步骤2、BNNS/PAA/PI复合材料的制备
在氮气气氛下,向三颈烧瓶中加入0.5948g4,4-二氨基二苯甲烷和9mLN,N二甲基甲酰胺并溶解,按照5wt%的质量分数(占4,4-二氨基二苯甲烷、3,3’-4,4’-联苯四甲酸二酐与BNNS总质量的5wt%)加入BNNS并搅拌1.5h,在冰水浴下搅拌5min,然后加入0.9003g3,3’-4,4’-联苯四甲酸二酐和0.42g分子筛,在冰水浴中搅拌15min,得到具有一定粘度的BNNS/PAA溶液;随后加入0.2mL三乙胺和0.1mL吡啶,得到具有一定粘度的BNNS/PAA/PI溶液。
步骤3、BNNS/PI的合成
将得到的BNNS/PAA/PI溶液浇注在干净的玻璃基板上,用刮刀进行涂层,并在60℃下干燥50min;最后通过梯度热亚胺化(首先在120℃加热1h,然后在200℃加热1h,最后在250℃加热1h),即制得BNNS/PI导热复合薄膜。
对比例2
本对比例按对比例1相同的方法制备10wt%BNNS/PI复合材料,区别仅在于步骤2中按照10wt%的质量分数加入GNS。
对比例3
本对比例按对比例1相同的方法制备15wt%BNNS/PI复合材料,区别仅在于步骤2中按照15wt%的质量分数加入BNNS。
图1为聚多巴胺改性BNNS与聚酰胺酸的反应机理图,从(a)图上可以看出多巴胺聚合为聚多巴胺的过程并与BNNS之间通过π-π非共价作用(b)链接。图(c)描述了PDA@BNNS与聚酰胺酸通过化学亚胺法反应的过程。PDA@BNNS的功能化物质聚多巴胺中的N-H基团可以通过化学亚胺法与羧基封端的聚酰胺酸(PAA)反应,并使得聚多巴胺与聚酰胺酸(PAA)端部的羧基之间通过C-N-C键进行桥接。
图2(a)、(b)分别为BN超声剥离为BNNS前后的SEM图,从图上可以看到:剥离前的氮化硼是氮化硼纳米片层层堆叠在一起,剥离后可以观察到层数较少的氮化硼纳米片,这说明通过超声剥离可以将层数较多的氮化硼剥离为层数较少的氮化硼纳米片。
图3(a)、(b)分别为对比例3所得BNNS/PI与实施例3所得PDA@BNNS/PI的断面SEM图。从图中可以看出PDA@BNNS与PI之间有着更好的相容性,在刮膜过程中形成了比较好的取向。

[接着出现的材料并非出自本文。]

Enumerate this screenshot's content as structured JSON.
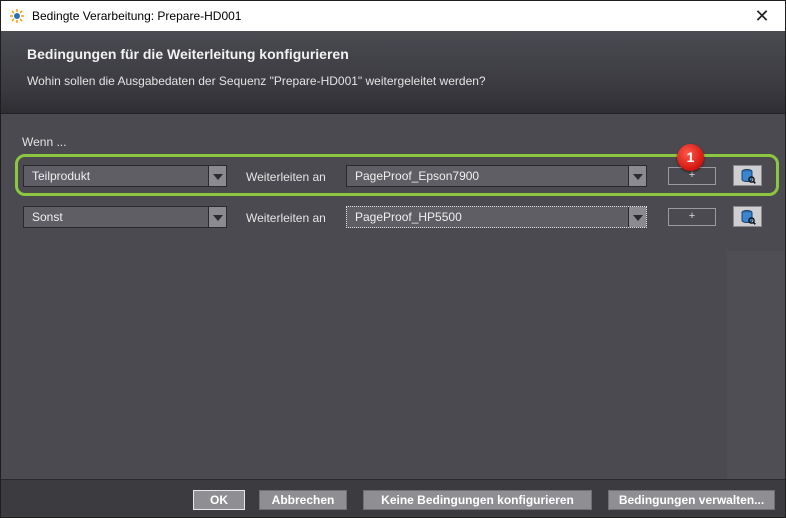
{
  "window": {
    "title": "Bedingte Verarbeitung: Prepare-HD001",
    "close_glyph": "✕"
  },
  "header": {
    "title": "Bedingungen für die Weiterleitung konfigurieren",
    "subtitle": "Wohin sollen die Ausgabedaten der Sequenz \"Prepare-HD001\" weitergeleitet werden?"
  },
  "main": {
    "wenn_label": "Wenn ...",
    "badge": "1",
    "rows": [
      {
        "condition": "Teilprodukt",
        "forward_label": "Weiterleiten an",
        "target": "PageProof_Epson7900",
        "add_label": "+"
      },
      {
        "condition": "Sonst",
        "forward_label": "Weiterleiten an",
        "target": "PageProof_HP5500",
        "add_label": "+"
      }
    ]
  },
  "footer": {
    "ok": "OK",
    "cancel": "Abbrechen",
    "no_conditions": "Keine Bedingungen konfigurieren",
    "manage": "Bedingungen verwalten..."
  },
  "colors": {
    "highlight": "#8dc63f",
    "badge": "#d1140f"
  }
}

图4为各实施例与对比例热导率测试结果,从图中可以看到:随着填料含量增加,复合材料热导率呈递增趋势,这是因为填料含量越高导热路径越密集,并且在相同填料下,PDA@BNNS/PI复合材料导热系数均高于BNNS/PI复合材料,这说明功能化物质聚多巴胺与聚酰亚胺之间形成的C-N-C键的作用,大大增强了氮化硼纳米片与基体的热传递性能。同时,聚多巴胺与氮化硼纳米片之间形成的共价键也有效提升了填料的分散性,完善了复合材料的整体导热性能。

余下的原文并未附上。